At The Pitch, Quantum Computing And Braille Literacy Take Center Stage
The Magnuson Center for Entrepreneurship recognized two startups at that are hoping to change the face of technology, one through supporting quantum computing and one by making e-readers available to people who are blind, at The Pitch event, held on Oct. 24.
The Pitch was held in conjunction with the DALI Lab, which is now part of the Magnuson Center. At the event, twelve student startups pitched their concept over five minutes. They were judged by two students representing the DALI Lab and two representing the Magnuson Center.
qBraid, a cloud-base platform that supports quantum computing, won a $10,000 DALI Lab software development grant that will support the continued build out of their product. The startup will use those funds to develop an intuitive user interface that makes qBraid easier to use for the next generation of programmers.
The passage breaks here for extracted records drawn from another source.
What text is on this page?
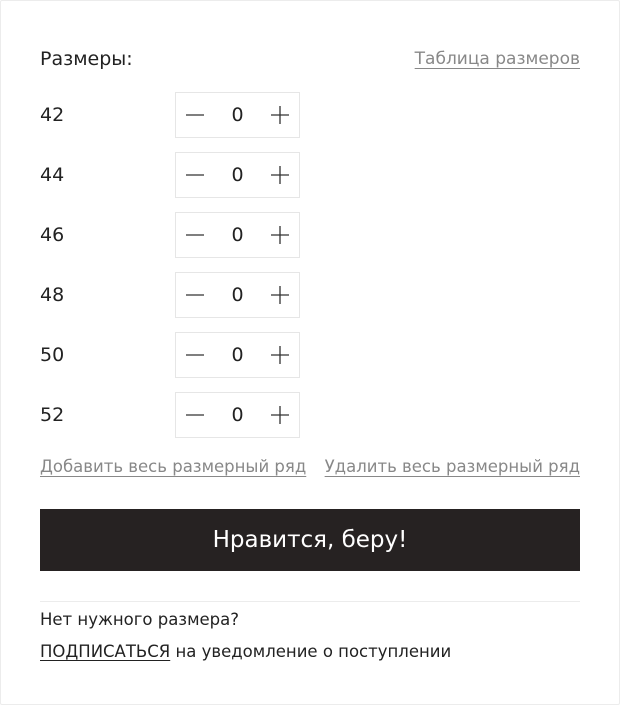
Размеры:	Таблица размеров
42	0
44	0
46	0
48	0
50	0
52	0
Добавить весь размерный ряд Удалить весь размерный ряд
Нравится, беру!
Нет нужного размера?
ПОДПИСАТЬСЯ на уведомление о поступлении
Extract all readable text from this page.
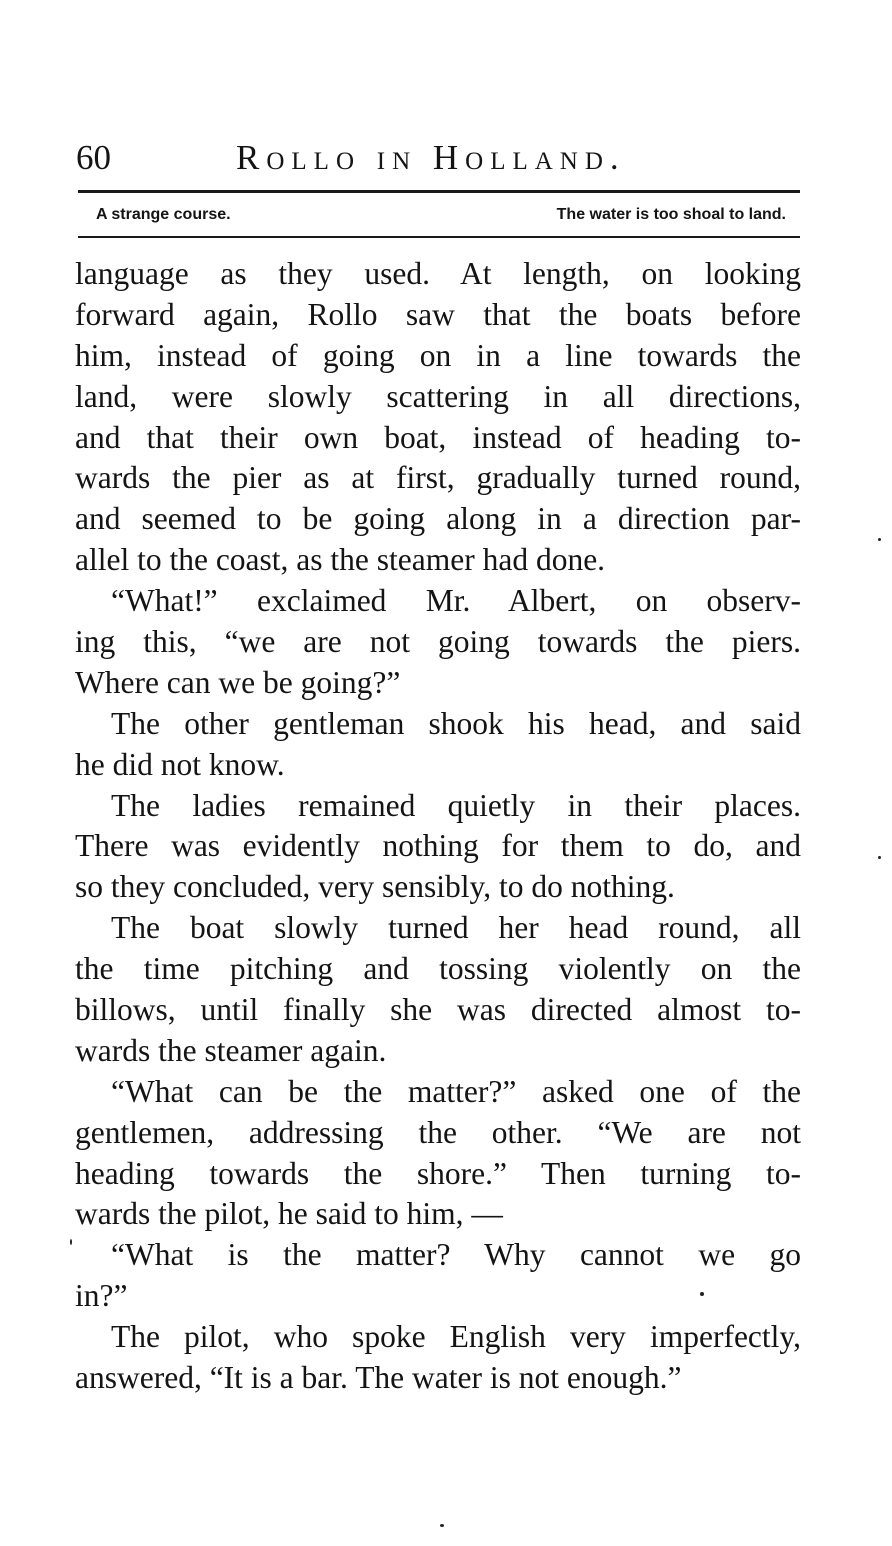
60	Rollo in Holland.
A strange course.	The water is too shoal to land.
language as they used. At length, on looking
forward again, Rollo saw that the boats before
him, instead of going on in a line towards the
land, were slowly scattering in all directions,
and that their own boat, instead of heading to-
wards the pier as at first, gradually turned round,
and seemed to be going along in a direction par-
allel to the coast, as the steamer had done.
“What!” exclaimed Mr. Albert, on observ-
ing this, “we are not going towards the piers.
Where can we be going?”
The other gentleman shook his head, and said
he did not know.
The ladies remained quietly in their places.
There was evidently nothing for them to do, and
so they concluded, very sensibly, to do nothing.
The boat slowly turned her head round, all
the time pitching and tossing violently on the
billows, until finally she was directed almost to-
wards the steamer again.
“What can be the matter?” asked one of the
gentlemen, addressing the other. “We are not
heading towards the shore.” Then turning to-
wards the pilot, he said to him, —
“What is the matter? Why cannot we go
in?”
The pilot, who spoke English very imperfectly,
answered, “It is a bar. The water is not enough.”
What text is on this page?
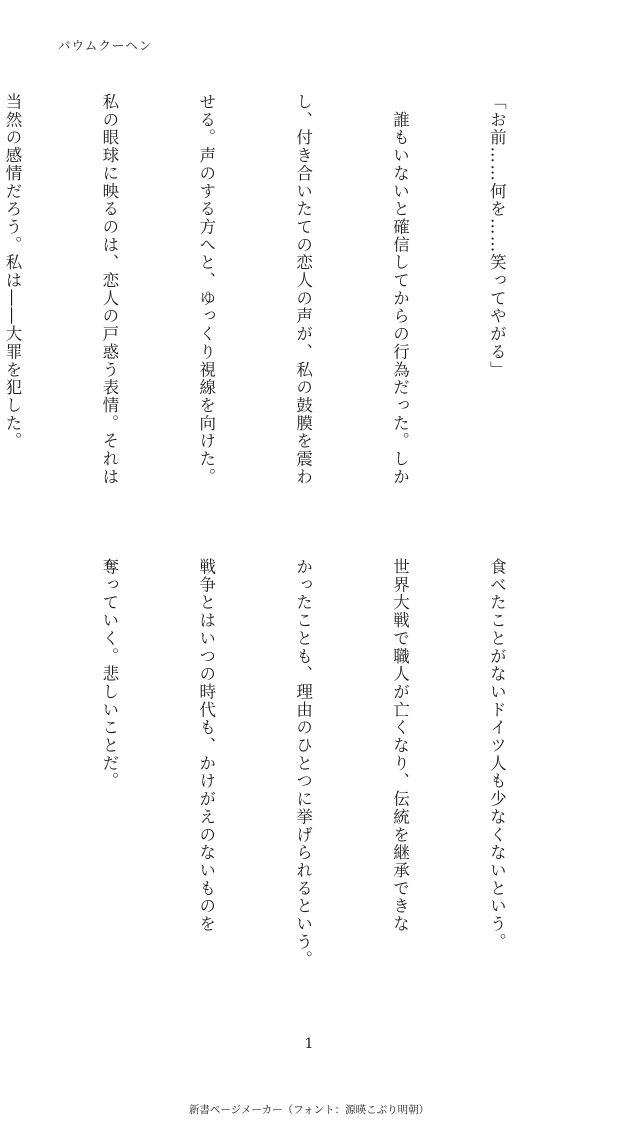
バウムクーヘン

「お前……何を……笑ってやがる」

　誰もいないと確信してからの行為だった。しか

し、付き合いたての恋人の声が、私の鼓膜を震わ

せる。声のする方へと、ゆっくり視線を向けた。

私の眼球に映るのは、恋人の戸惑う表情。それは

当然の感情だろう。私は――大罪を犯した。

食べたことがないドイツ人も少なくないという。

世界大戦で職人が亡くなり、伝統を継承できな

かったことも、理由のひとつに挙げられるという。

戦争とはいつの時代も、かけがえのないものを

奪っていく。悲しいことだ。

1
新書ページメーカー（フォント：源暎こぶり明朝）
The grant will also be used to make tutorial videos that demonstrate how qBraid works.
eTouch: Affordable Braille won both a $1,000 Magnuson Center Pitch Grant and a $1,000 Audience Choice award. The startup aims to develop low-cost e-readers that will help combat illiteracy among the blind.
“For visually impaired people, Braille is crucial for education, employment and independence. Yet, an astonishing 88 percent of the blind are illiterate,” explained Tonia Zakorchemna (’23), co-founder of eTouch.
Braille displays can cost as much as $5,000, more than the average yearly salary in Zakorchemna’s native Ukraine. The eTouch reader will cost about $300 and offers access to 60,000 digital books through Project Gutenberg. That will give blind people around the globe better access to literature.
Zakorchemna and her founder will use the funds from The Pitch to finalize their prototypes. Right now, they’re working with e-readers that they built in their dorms, but they will be partnering with the Thayer School of Engineering to develop a more professional prototype, and with the DALI Lab to refine their mobile app. Zakorchemna plans to work closely with The Magnuson Center to test her idea as she works to bring it to market.
Zakorchemna believes she was successful at The Pitch because she highlighted the humanitarian problem that her product will solve.
“My favorite part about eTouch is that it solves a real problem for real people. We started eTouch as a small engineering project in the garage just trying to help our blind friend,” she said. “As we researched the scale of so-called Braille illiteracy disaster, we realized that there are millions of people who don't have access to affordable Braille. Our workspace changed from a Ukrainian garage to a Maine high school dorm to Intel ISEF's podiums, but the motivation for eTouch stays the same: we want to help people.”
Zakorchemna, who is studying engineering, said she prefers to be behind the scenes, not on stage. She was terrified to pitch her concept in front of the 100 people who attended the event.
“How do I possibly condense two years of work into two minutes of the pitch?” she said.
She worked with the Magnuson Center and the DALI Lab to refine her pitch, giving enough detail without being overly technical. Rather than being too formal, Zakorchemna decided to let her enthusiasm and excitement about eTouch shine though. She believes that’s what resonated with the audience.
“I decided to pitch as if I was talking to friends over the dinner table. I wanted to stay simple and my usual excited self,” she said. “Receiving the audience choice award showed me that I don't need to be a professional speaker or an experienced entrepreneur to pitch my ideas — a passionate engineer will suffice.”
Dorothy Qu (’19, ’20), member of the Core leadership team at the DALI Lab, organized The Pitch event. She worked closely with judges Laya Indukiri (’19; DALI Project Manager), Wylie Kasai (’21; DALI Designer), Jay Batchu (’18, Th’19; former Magnuson Student Leadership member and Entrepreneurial Living Learning Community) and Chloe Baker (’21; Magnuson Student Leadership member). Together they assessed startups on their pitches, as well as the impact and feasibility of their projects, she said.
“The Pitch is one of the coolest Dartmouth events and I want to thank everyone for hosting it,” she said.